Dalam konsep Lokapala (tradisi Hindu kuno), empat wilayah menurut arah mata angin dikuasai dan dijaga oleh empat figur dewa: Dewa Indra sebagai dewa penjaga arah timur, Dewa Kubera sebagai dewa penjaga arah utara, Dewa Varuna sebagai dewa penjaga arah barat, dan Dewa Yama sebagai dewa penjaga arah selatan.



Dalam artikel “Ini Asal-Usul Nama Jawa Menurut Konsep Lokapala (bagian 2)” saya telah menjelaskan bahwa dalam agama Hindu, Yama atau Yamaraja, dikenal sebagai penguasa alam kematian.

Status Dewa Yama dalam Lokapala sebagai “penjaga selatan” dan sebagai “penguasa alam kematian”, bisa dikatakan selaras dengan selatan yang dalam konsep kosmologi kuno merepresentasi alam bawah atau alam kematian atau neraka. Bahkan, banyak sejarawan menganggap Yama merupakan analogi dari Hades, dewa Yunani yang menguasai dunia bawah. 

Dalam artikel tersebut saya juga menyatakan pendapat bahwa wilayah selatan yang menjadi wilayah kekuasaan dewa Yama, mestinya tidak hanya dimaknai sebagai “dunia bawah”, lebih dari pada itu, ia merujuk suatu wilayah geografis tertentu, sebagaimana dewa Kubera yang menempati negeri Cina di Utara, dan Dewa Varuna yang menempati Bharat yang kita kenal sebagai India pada hari ini.

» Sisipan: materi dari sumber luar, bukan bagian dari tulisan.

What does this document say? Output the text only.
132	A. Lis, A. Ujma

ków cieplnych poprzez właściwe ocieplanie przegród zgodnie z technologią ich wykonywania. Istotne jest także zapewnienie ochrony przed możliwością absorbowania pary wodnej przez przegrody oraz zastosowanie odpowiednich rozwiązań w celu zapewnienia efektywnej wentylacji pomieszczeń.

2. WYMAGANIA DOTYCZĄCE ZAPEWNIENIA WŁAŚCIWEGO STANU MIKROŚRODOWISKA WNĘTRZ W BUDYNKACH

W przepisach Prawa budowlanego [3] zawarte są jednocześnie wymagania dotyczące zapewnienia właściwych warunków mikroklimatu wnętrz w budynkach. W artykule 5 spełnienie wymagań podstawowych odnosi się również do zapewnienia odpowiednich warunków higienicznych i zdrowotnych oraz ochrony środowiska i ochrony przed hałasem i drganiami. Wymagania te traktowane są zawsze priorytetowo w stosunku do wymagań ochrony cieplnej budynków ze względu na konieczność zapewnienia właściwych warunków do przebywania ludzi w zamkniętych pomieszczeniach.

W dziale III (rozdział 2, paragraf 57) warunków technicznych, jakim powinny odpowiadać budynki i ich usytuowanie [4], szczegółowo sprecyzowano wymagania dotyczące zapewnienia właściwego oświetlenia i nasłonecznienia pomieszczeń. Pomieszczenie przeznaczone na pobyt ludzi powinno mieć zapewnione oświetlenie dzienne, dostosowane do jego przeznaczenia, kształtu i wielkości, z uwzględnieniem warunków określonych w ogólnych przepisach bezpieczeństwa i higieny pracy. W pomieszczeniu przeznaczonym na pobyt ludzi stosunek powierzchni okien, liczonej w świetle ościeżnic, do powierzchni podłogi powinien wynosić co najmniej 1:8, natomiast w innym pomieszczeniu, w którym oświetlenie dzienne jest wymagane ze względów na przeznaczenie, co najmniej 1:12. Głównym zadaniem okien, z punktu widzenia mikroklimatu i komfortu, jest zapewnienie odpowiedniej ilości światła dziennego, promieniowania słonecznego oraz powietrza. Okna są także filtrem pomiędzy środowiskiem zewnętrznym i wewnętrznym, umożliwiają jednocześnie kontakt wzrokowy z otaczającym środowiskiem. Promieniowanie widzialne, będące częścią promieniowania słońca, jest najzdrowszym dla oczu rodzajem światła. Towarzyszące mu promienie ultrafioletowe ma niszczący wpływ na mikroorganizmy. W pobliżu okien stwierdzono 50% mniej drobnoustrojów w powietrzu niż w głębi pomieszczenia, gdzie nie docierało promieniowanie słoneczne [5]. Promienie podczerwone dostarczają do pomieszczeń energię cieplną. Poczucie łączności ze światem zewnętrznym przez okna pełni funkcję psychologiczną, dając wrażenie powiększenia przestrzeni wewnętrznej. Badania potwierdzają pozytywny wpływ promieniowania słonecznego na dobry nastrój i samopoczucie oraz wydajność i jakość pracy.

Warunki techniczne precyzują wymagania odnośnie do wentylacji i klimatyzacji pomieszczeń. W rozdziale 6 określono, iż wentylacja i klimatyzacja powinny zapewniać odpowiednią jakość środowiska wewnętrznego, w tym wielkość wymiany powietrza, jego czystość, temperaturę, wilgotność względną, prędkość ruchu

Dalam artikel tersebut saya juga telah memberi kesimpulan bahwa wilayah selatan sebagai wilayah Dewa Yama sang dewa kematian berpusat di pulau Jawa, yang di masa yang sangat kuno pernah lebih dikenal dengan sebutan ‘sunda’ yang berarti: selatan.

Pertimbangan “sunda” kemungkinan berarti “selatan”, didasari adanya kata “sunthaz” dalam bahasa Proto-Germanic, yang berarti: selatan. Di sisi lain, dalam bahasa Iceland, terdapat kata “sund” yang berarti “selat”.